Turkeys. Who don't understand the concept of a window....
mark
At Mon, 4 Apr 2011 12:37:06 -0400 CentOS mailing list centos@centos.org wrote:
Robert Heller wrote:
At Mon, 04 Apr 2011 12:22:59 -0400 CentOS mailing list centos@centos.org wrote:
<snip> > I have no trouble with multiple xterm windows (to different machines). I > never maximize the xterm windows, so there is room for several on the > screen. And I do have multiple 'virtual' screens (a feature of FVWM). <snip> Yeah - folks seem to have forgotten the concept that screen real estate is *valuable*, and gone to the Everybody Always Wants To Maximize My Wonder!!!Full!!! Website!!!!!!
Turkeys. Who don't understand the concept of a window....
I only ever maximize FF, but only because my screen resolution is (only) 1024x768 and websites these days need at least 1024x768. I didn't used to do that (I ran FF at 800x600), but 'modern' websites don't look right (or in some cases don't even work) with such a 'small' window size.
I *sometimes* view videos in full screen, but not as a default option (except for the DVD player profile I use for mplayer).
mark
CentOS mailing list CentOS@centos.org http://lists.centos.org/mailman/listinfo/centos
Where two screens really rock is where you have a remote desktop sort of session to a 2nd computer. one screen is one system, the other screen is the other. also for watching videos while doing other stuff, maximize the video on one screen, noodle on another.
On 4/4/2011 12:22 PM, Rob Kampen wrote:
Wow - you haven't lived All my work-stations have dual monitors.
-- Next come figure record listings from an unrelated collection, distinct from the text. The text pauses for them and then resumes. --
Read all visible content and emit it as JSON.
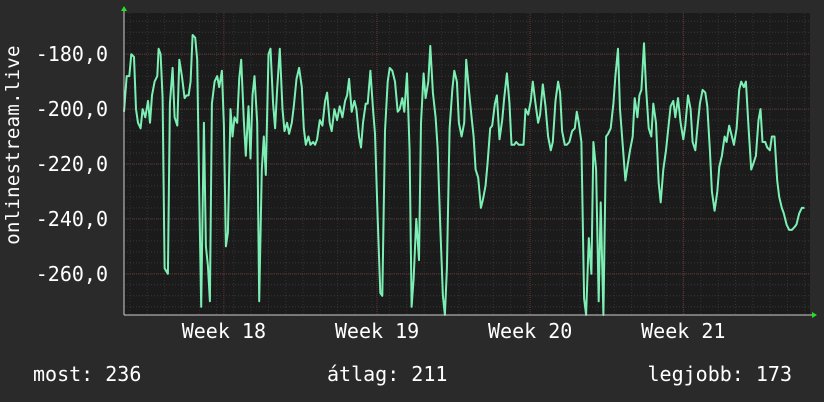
{
  "y_axis_label": "onlinestream.live",
  "stats": {
    "current": "most: 236",
    "average": "átlag: 211",
    "best": "legjobb: 173"
  },
  "colors": {
    "background": "#2a2a2a",
    "plot_background": "#1b1b1b",
    "grid": "#4a4a4a",
    "line": "#7cf0b4",
    "text": "#ffffff",
    "arrow": "#22e022"
  },
  "chart_data": {
    "type": "line",
    "ylim": [
      -275,
      -165
    ],
    "yticks": [
      -180,
      -200,
      -220,
      -240,
      -260
    ],
    "ytick_labels": [
      "-180,0",
      "-200,0",
      "-220,0",
      "-240,0",
      "-260,0"
    ],
    "xlim": [
      0,
      100
    ],
    "xticks": [
      15,
      38,
      61,
      84
    ],
    "xtick_labels": [
      "Week 18",
      "Week 19",
      "Week 20",
      "Week 21"
    ],
    "grid": true,
    "series": [
      {
        "values": [
          [
            0,
            -201
          ],
          [
            0.4,
            -188
          ],
          [
            0.8,
            -188
          ],
          [
            1.1,
            -180
          ],
          [
            1.5,
            -181
          ],
          [
            1.8,
            -200
          ],
          [
            2.1,
            -205
          ],
          [
            2.5,
            -207
          ],
          [
            2.8,
            -200
          ],
          [
            3.2,
            -203
          ],
          [
            3.6,
            -197
          ],
          [
            3.9,
            -205
          ],
          [
            4.2,
            -195
          ],
          [
            4.6,
            -190
          ],
          [
            5,
            -188
          ],
          [
            5.2,
            -178
          ],
          [
            5.5,
            -180
          ],
          [
            5.8,
            -196
          ],
          [
            6.1,
            -258
          ],
          [
            6.6,
            -260
          ],
          [
            6.9,
            -198
          ],
          [
            7.3,
            -185
          ],
          [
            7.6,
            -203
          ],
          [
            8,
            -206
          ],
          [
            8.3,
            -182
          ],
          [
            8.7,
            -188
          ],
          [
            9.1,
            -196
          ],
          [
            9.4,
            -195
          ],
          [
            9.7,
            -195
          ],
          [
            10,
            -190
          ],
          [
            10.3,
            -173
          ],
          [
            10.7,
            -174
          ],
          [
            11,
            -182
          ],
          [
            11.3,
            -230
          ],
          [
            11.6,
            -272
          ],
          [
            12,
            -205
          ],
          [
            12.3,
            -250
          ],
          [
            12.6,
            -257
          ],
          [
            12.9,
            -270
          ],
          [
            13.2,
            -198
          ],
          [
            13.6,
            -190
          ],
          [
            14,
            -188
          ],
          [
            14.3,
            -192
          ],
          [
            14.7,
            -186
          ],
          [
            15,
            -206
          ],
          [
            15.3,
            -250
          ],
          [
            15.6,
            -245
          ],
          [
            16,
            -200
          ],
          [
            16.3,
            -210
          ],
          [
            16.6,
            -203
          ],
          [
            17,
            -205
          ],
          [
            17.3,
            -189
          ],
          [
            17.6,
            -182
          ],
          [
            18,
            -204
          ],
          [
            18.3,
            -217
          ],
          [
            18.7,
            -199
          ],
          [
            19,
            -218
          ],
          [
            19.3,
            -195
          ],
          [
            19.6,
            -188
          ],
          [
            20,
            -205
          ],
          [
            20.3,
            -270
          ],
          [
            20.7,
            -222
          ],
          [
            21,
            -210
          ],
          [
            21.3,
            -224
          ],
          [
            21.7,
            -180
          ],
          [
            22,
            -178
          ],
          [
            22.4,
            -198
          ],
          [
            22.7,
            -207
          ],
          [
            23,
            -193
          ],
          [
            23.4,
            -178
          ],
          [
            23.8,
            -200
          ],
          [
            24.1,
            -208
          ],
          [
            24.5,
            -205
          ],
          [
            24.8,
            -209
          ],
          [
            25.2,
            -205
          ],
          [
            25.5,
            -199
          ],
          [
            25.9,
            -189
          ],
          [
            26.3,
            -185
          ],
          [
            26.7,
            -192
          ],
          [
            27,
            -207
          ],
          [
            27.3,
            -213
          ],
          [
            27.7,
            -210
          ],
          [
            28,
            -213
          ],
          [
            28.4,
            -212
          ],
          [
            28.7,
            -213
          ],
          [
            29,
            -211
          ],
          [
            29.4,
            -204
          ],
          [
            29.8,
            -206
          ],
          [
            30.2,
            -197
          ],
          [
            30.5,
            -194
          ],
          [
            30.9,
            -205
          ],
          [
            31.2,
            -208
          ],
          [
            31.6,
            -200
          ],
          [
            32,
            -204
          ],
          [
            32.4,
            -199
          ],
          [
            32.8,
            -203
          ],
          [
            33.2,
            -197
          ],
          [
            33.5,
            -195
          ],
          [
            33.8,
            -189
          ],
          [
            34.2,
            -201
          ],
          [
            34.6,
            -197
          ],
          [
            34.9,
            -200
          ],
          [
            35.3,
            -210
          ],
          [
            35.6,
            -214
          ],
          [
            35.9,
            -205
          ],
          [
            36.3,
            -198
          ],
          [
            36.6,
            -198
          ],
          [
            37,
            -186
          ],
          [
            37.4,
            -200
          ],
          [
            37.7,
            -209
          ],
          [
            38.1,
            -240
          ],
          [
            38.5,
            -267
          ],
          [
            38.8,
            -268
          ],
          [
            39.2,
            -208
          ],
          [
            39.6,
            -190
          ],
          [
            39.9,
            -185
          ],
          [
            40.3,
            -186
          ],
          [
            40.7,
            -190
          ],
          [
            41.1,
            -201
          ],
          [
            41.4,
            -200
          ],
          [
            41.8,
            -196
          ],
          [
            42.1,
            -201
          ],
          [
            42.5,
            -187
          ],
          [
            42.9,
            -215
          ],
          [
            43.2,
            -272
          ],
          [
            43.5,
            -262
          ],
          [
            43.9,
            -240
          ],
          [
            44.3,
            -255
          ],
          [
            44.6,
            -205
          ],
          [
            45,
            -187
          ],
          [
            45.3,
            -196
          ],
          [
            45.7,
            -190
          ],
          [
            46,
            -177
          ],
          [
            46.4,
            -194
          ],
          [
            46.8,
            -203
          ],
          [
            47.1,
            -214
          ],
          [
            47.5,
            -243
          ],
          [
            47.9,
            -268
          ],
          [
            48.2,
            -275
          ],
          [
            48.5,
            -258
          ],
          [
            48.9,
            -207
          ],
          [
            49.3,
            -193
          ],
          [
            49.6,
            -186
          ],
          [
            50,
            -190
          ],
          [
            50.3,
            -205
          ],
          [
            50.7,
            -210
          ],
          [
            51.1,
            -205
          ],
          [
            51.4,
            -182
          ],
          [
            51.8,
            -193
          ],
          [
            52.2,
            -203
          ],
          [
            52.5,
            -210
          ],
          [
            52.8,
            -222
          ],
          [
            53.2,
            -225
          ],
          [
            53.6,
            -236
          ],
          [
            53.9,
            -233
          ],
          [
            54.3,
            -228
          ],
          [
            54.6,
            -220
          ],
          [
            55,
            -207
          ],
          [
            55.3,
            -206
          ],
          [
            55.7,
            -198
          ],
          [
            56,
            -195
          ],
          [
            56.4,
            -211
          ],
          [
            56.8,
            -204
          ],
          [
            57.1,
            -196
          ],
          [
            57.5,
            -187
          ],
          [
            57.9,
            -198
          ],
          [
            58.2,
            -213
          ],
          [
            58.6,
            -213
          ],
          [
            58.9,
            -212
          ],
          [
            59.3,
            -213
          ],
          [
            59.6,
            -213
          ],
          [
            60,
            -213
          ],
          [
            60.3,
            -200
          ],
          [
            60.7,
            -202
          ],
          [
            61.1,
            -197
          ],
          [
            61.4,
            -190
          ],
          [
            61.8,
            -198
          ],
          [
            62.2,
            -205
          ],
          [
            62.5,
            -202
          ],
          [
            62.9,
            -191
          ],
          [
            63.3,
            -199
          ],
          [
            63.7,
            -210
          ],
          [
            64.1,
            -215
          ],
          [
            64.4,
            -212
          ],
          [
            64.8,
            -197
          ],
          [
            65.2,
            -190
          ],
          [
            65.5,
            -194
          ],
          [
            65.8,
            -208
          ],
          [
            66.2,
            -213
          ],
          [
            66.5,
            -213
          ],
          [
            66.9,
            -212
          ],
          [
            67.3,
            -208
          ],
          [
            67.7,
            -207
          ],
          [
            68,
            -201
          ],
          [
            68.3,
            -205
          ],
          [
            68.7,
            -212
          ],
          [
            69.1,
            -269
          ],
          [
            69.4,
            -275
          ],
          [
            69.8,
            -247
          ],
          [
            70.2,
            -260
          ],
          [
            70.5,
            -212
          ],
          [
            70.9,
            -222
          ],
          [
            71.3,
            -270
          ],
          [
            71.6,
            -234
          ],
          [
            72,
            -275
          ],
          [
            72.4,
            -210
          ],
          [
            72.7,
            -209
          ],
          [
            73.1,
            -207
          ],
          [
            73.5,
            -198
          ],
          [
            73.8,
            -188
          ],
          [
            74.2,
            -178
          ],
          [
            74.5,
            -200
          ],
          [
            74.9,
            -213
          ],
          [
            75.3,
            -226
          ],
          [
            75.6,
            -221
          ],
          [
            76,
            -215
          ],
          [
            76.4,
            -210
          ],
          [
            76.7,
            -196
          ],
          [
            77.1,
            -203
          ],
          [
            77.4,
            -195
          ],
          [
            77.7,
            -193
          ],
          [
            78.1,
            -176
          ],
          [
            78.4,
            -192
          ],
          [
            78.8,
            -207
          ],
          [
            79.2,
            -210
          ],
          [
            79.5,
            -198
          ],
          [
            79.9,
            -205
          ],
          [
            80.3,
            -227
          ],
          [
            80.6,
            -234
          ],
          [
            81,
            -222
          ],
          [
            81.4,
            -215
          ],
          [
            81.7,
            -208
          ],
          [
            82.1,
            -199
          ],
          [
            82.5,
            -197
          ],
          [
            82.8,
            -203
          ],
          [
            83.2,
            -196
          ],
          [
            83.6,
            -205
          ],
          [
            84,
            -211
          ],
          [
            84.3,
            -206
          ],
          [
            84.7,
            -195
          ],
          [
            85.1,
            -200
          ],
          [
            85.4,
            -212
          ],
          [
            85.8,
            -215
          ],
          [
            86.2,
            -205
          ],
          [
            86.5,
            -198
          ],
          [
            86.9,
            -193
          ],
          [
            87.3,
            -194
          ],
          [
            87.6,
            -199
          ],
          [
            88,
            -215
          ],
          [
            88.3,
            -230
          ],
          [
            88.7,
            -237
          ],
          [
            89.1,
            -230
          ],
          [
            89.4,
            -221
          ],
          [
            89.8,
            -217
          ],
          [
            90.2,
            -210
          ],
          [
            90.5,
            -212
          ],
          [
            90.9,
            -206
          ],
          [
            91.3,
            -210
          ],
          [
            91.6,
            -213
          ],
          [
            92,
            -207
          ],
          [
            92.4,
            -193
          ],
          [
            92.7,
            -190
          ],
          [
            93.1,
            -192
          ],
          [
            93.4,
            -190
          ],
          [
            93.8,
            -207
          ],
          [
            94.2,
            -222
          ],
          [
            94.5,
            -220
          ],
          [
            94.9,
            -217
          ],
          [
            95.3,
            -204
          ],
          [
            95.6,
            -200
          ],
          [
            95.9,
            -212
          ],
          [
            96.3,
            -212
          ],
          [
            96.6,
            -214
          ],
          [
            97,
            -215
          ],
          [
            97.3,
            -210
          ],
          [
            97.7,
            -210
          ],
          [
            98.1,
            -226
          ],
          [
            98.4,
            -232
          ],
          [
            98.8,
            -236
          ],
          [
            99.1,
            -238
          ],
          [
            99.5,
            -242
          ],
          [
            99.9,
            -244
          ],
          [
            100.3,
            -244
          ],
          [
            100.7,
            -243
          ],
          [
            101,
            -242
          ],
          [
            101.4,
            -238
          ],
          [
            101.8,
            -236
          ],
          [
            102.2,
            -236
          ]
        ]
      }
    ]
  }
}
If you regularly use a browser and a word processor or spreadsheet you will benefit. If you are trying to set up servers and compare between them, it is very useful too. Makes copy paste etc so much simpler for my little brain to deal with. YMMV
I had dual monitors for a while. Gave them up when I switched to a 22" widescreen. Now I can have two documents open side-by-side on the same monitor without feeling cramped. Also without the hassles that come with dual-monitor setups.